I love a good detective story. The detective is called in to a crime scene, and they are presented with a mystery, a collection of puzzle pieces that don't quite fit together. But the detective follows the clues, putting the pieces together, interviewing the suspects, and finally solves the mystery.
To an auditor, a community association's financials provide a mystery as deep and satisfying as any Sherlock Holmes novel.
A good audit can help identify and prevent fraudulent activity. It can prevent small mistakes from becoming big ones. It can provide peace of mind to the association members that their community's financial security is in good hands.
As a CAM professional, it is well worth your while to encourage the communities you manage to receive a regular audit. Here are some things that every Community Association Manager should know about audits.
1. Know when you need to do an audit.
Like any other decision affecting a community association, the first source you need to look to is the governing documents. If the community's documents specify that an audit must be performed annually, or within a certain period, then that is what the association must follow.
Every state has its own set of regulations when it comes to auditing the books of community associations. Some states base the requirement on the size of the association (or the size of the association's budget). Other states may only require an audit in cases of a super-majority vote of owners.
One important thing to note is that many states regulate HOAs and Condos differently. Be sure you know the laws regarding the specific community association type you manage.
Even if your state doesn't require community associations to be audited, it is a smart idea to hire an independent auditor on a regular basis to monitor the books in the associations you manage. A good rule of thumb is to do an audit every year for large associations, every 2 years for mid-sized associations, and every 4 years for smaller associations.
For management companies, one often missed opportunity is to perform an audit upon transition. A audit will help insure a smooth transition from the developer (or when transitioning from another management company), and can help avoid loss of data or other problems related to major change.
2. Know how to choose an auditor.
It's important that the auditor you choose is a third party who would have no regular access to the community's financials outside of the audit. Treat the audit like any other project - choose a selection of CPA firms who have experience doing audits for community associations. Then, bid out the project the way you would with any other partner you choose. The rest of the process is documented here.

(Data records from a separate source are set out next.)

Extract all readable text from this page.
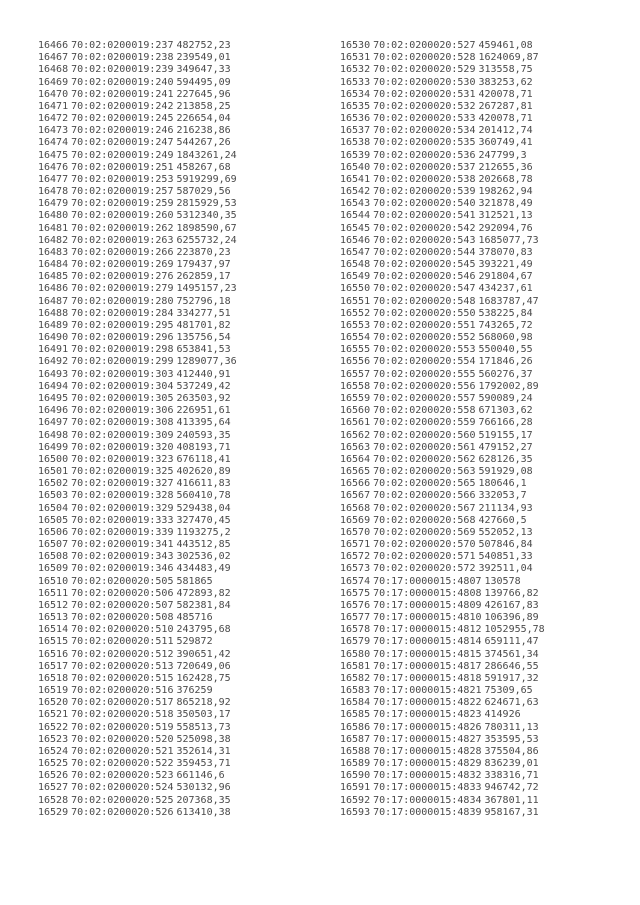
16466 70:02:0200019:237 482752,23
16467 70:02:0200019:238 239549,01
16468 70:02:0200019:239 349647,33
16469 70:02:0200019:240 594495,09
16470 70:02:0200019:241 227645,96
16471 70:02:0200019:242 213858,25
16472 70:02:0200019:245 226654,04
16473 70:02:0200019:246 216238,86
16474 70:02:0200019:247 544267,26
16475 70:02:0200019:249 1843261,24
16476 70:02:0200019:251 458267,68
16477 70:02:0200019:253 5919299,69
16478 70:02:0200019:257 587029,56
16479 70:02:0200019:259 2815929,53
16480 70:02:0200019:260 5312340,35
16481 70:02:0200019:262 1898590,67
16482 70:02:0200019:263 6255732,24
16483 70:02:0200019:266 223870,23
16484 70:02:0200019:269 179437,97
16485 70:02:0200019:276 262859,17
16486 70:02:0200019:279 1495157,23
16487 70:02:0200019:280 752796,18
16488 70:02:0200019:284 334277,51
16489 70:02:0200019:295 481701,82
16490 70:02:0200019:296 135756,54
16491 70:02:0200019:298 653841,53
16492 70:02:0200019:299 1289077,36
16493 70:02:0200019:303 412440,91
16494 70:02:0200019:304 537249,42
16495 70:02:0200019:305 263503,92
16496 70:02:0200019:306 226951,61
16497 70:02:0200019:308 413395,64
16498 70:02:0200019:309 240593,35
16499 70:02:0200019:320 408193,71
16500 70:02:0200019:323 676118,41
16501 70:02:0200019:325 402620,89
16502 70:02:0200019:327 416611,83
16503 70:02:0200019:328 560410,78
16504 70:02:0200019:329 529438,04
16505 70:02:0200019:333 327470,45
16506 70:02:0200019:339 1193275,2
16507 70:02:0200019:341 443512,85
16508 70:02:0200019:343 302536,02
16509 70:02:0200019:346 434483,49
16510 70:02:0200020:505 581865
16511 70:02:0200020:506 472893,82
16512 70:02:0200020:507 582381,84
16513 70:02:0200020:508 485716
16514 70:02:0200020:510 243795,68
16515 70:02:0200020:511 529872
16516 70:02:0200020:512 390651,42
16517 70:02:0200020:513 720649,06
16518 70:02:0200020:515 162428,75
16519 70:02:0200020:516 376259
16520 70:02:0200020:517 865218,92
16521 70:02:0200020:518 350503,17
16522 70:02:0200020:519 558513,73
16523 70:02:0200020:520 525098,38
16524 70:02:0200020:521 352614,31
16525 70:02:0200020:522 359453,71
16526 70:02:0200020:523 661146,6
16527 70:02:0200020:524 530132,96
16528 70:02:0200020:525 207368,35
16529 70:02:0200020:526 613410,38
16530 70:02:0200020:527 459461,08
16531 70:02:0200020:528 1624069,87
16532 70:02:0200020:529 313558,75
16533 70:02:0200020:530 383253,62
16534 70:02:0200020:531 420078,71
16535 70:02:0200020:532 267287,81
16536 70:02:0200020:533 420078,71
16537 70:02:0200020:534 201412,74
16538 70:02:0200020:535 360749,41
16539 70:02:0200020:536 247799,3
16540 70:02:0200020:537 212655,36
16541 70:02:0200020:538 202668,78
16542 70:02:0200020:539 198262,94
16543 70:02:0200020:540 321878,49
16544 70:02:0200020:541 312521,13
16545 70:02:0200020:542 292094,76
16546 70:02:0200020:543 1685077,73
16547 70:02:0200020:544 378070,83
16548 70:02:0200020:545 393221,49
16549 70:02:0200020:546 291804,67
16550 70:02:0200020:547 434237,61
16551 70:02:0200020:548 1683787,47
16552 70:02:0200020:550 538225,84
16553 70:02:0200020:551 743265,72
16554 70:02:0200020:552 568060,98
16555 70:02:0200020:553 550040,55
16556 70:02:0200020:554 171846,26
16557 70:02:0200020:555 560276,37
16558 70:02:0200020:556 1792002,89
16559 70:02:0200020:557 590089,24
16560 70:02:0200020:558 671303,62
16561 70:02:0200020:559 766166,28
16562 70:02:0200020:560 519155,17
16563 70:02:0200020:561 479152,27
16564 70:02:0200020:562 628126,35
16565 70:02:0200020:563 591929,08
16566 70:02:0200020:565 180646,1
16567 70:02:0200020:566 332053,7
16568 70:02:0200020:567 211134,93
16569 70:02:0200020:568 427660,5
16570 70:02:0200020:569 552052,13
16571 70:02:0200020:570 507846,84
16572 70:02:0200020:571 540851,33
16573 70:02:0200020:572 392511,04
16574 70:17:0000015:4807 130578
16575 70:17:0000015:4808 139766,82
16576 70:17:0000015:4809 426167,83
16577 70:17:0000015:4810 106396,89
16578 70:17:0000015:4812 1052955,78
16579 70:17:0000015:4814 659111,47
16580 70:17:0000015:4815 374561,34
16581 70:17:0000015:4817 286646,55
16582 70:17:0000015:4818 591917,32
16583 70:17:0000015:4821 75309,65
16584 70:17:0000015:4822 624671,63
16585 70:17:0000015:4823 414926
16586 70:17:0000015:4826 780311,13
16587 70:17:0000015:4827 353595,53
16588 70:17:0000015:4828 375504,86
16589 70:17:0000015:4829 836239,01
16590 70:17:0000015:4832 338316,71
16591 70:17:0000015:4833 946742,72
16592 70:17:0000015:4834 367801,11
16593 70:17:0000015:4839 958167,31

3. Include the audit in the annual budget.
I've seen many board members complain about the cost of audits, but my theory is it's because they didn't plan for the audit in advance. An audit is like any major expenditure in your community. Don't be afraid to budget for it. A $3k price tag is only $125 per month spread over 24 months. That's not so bad!
4. Understand the different types of audits.
While we often refer to the process collectively as an audit, there are, in fact multiple escalating levels of audits.
Level 0 - Annual financials
Not an audit type, but I wanted to start at the ground floor. The annual presentation of financials is what every professional manager does anyway. At this level, it is the association members and the board who are reviewing the books.
Level 1 - Compilation
In a compilation, the community association engages a third-party CPA to look over the financial reports package prepared in level 1. The CPA makes no analysis or assurances that the data is valid, they are simply confirming that the reports appear to be in order. (This is the cheapest version of an audit, but also provides the least security.)
Level 2 - Review
In a review, the CPA digs a little deeper into the financial reports, interviews the relevant parties and looks at the generation of the financials. This is not a full on review of the individual accounting data, but the CPA can make limited assurances from the review that the Annual financials are being prepared properly. (Remember, just because the reports add up doesn't mean there is no fraud. This is still a less than ideal option in terms of security)
Level 3 - Audit
In an official audit, the CPA will dig into the actual data of the association's financials. The CPA will look for mistakes in the records, signs of fraudulent activity, and any other oddities. The audit takes 3 to 5 weeks, and culminates in an opinion letter from the CPA stating any concerns they have and/or certifying that the financials are accurate.
Level 4 - Forensic Audit
If you or your community have reason to believe that fraudulent activity has taken place in the community, a forensic audit may be in order. In a forensic audit, the CPA (and their team) will explore deep into the association's financials to track down and pinpoint fraudulent behaviors. A forensic audit can be very expensive, and should only be used if there is reason to believe there is fraud.
Level 5 - Reconstruction Audit
A reconstruction audit is useful when the community association does not have complete accounting records. This can happen after a poor transition, or when the board or the association itself has been defunct for a period of years. In this case, the CPA team would construct a workable set of accounting records so that the community can create viable financial statements.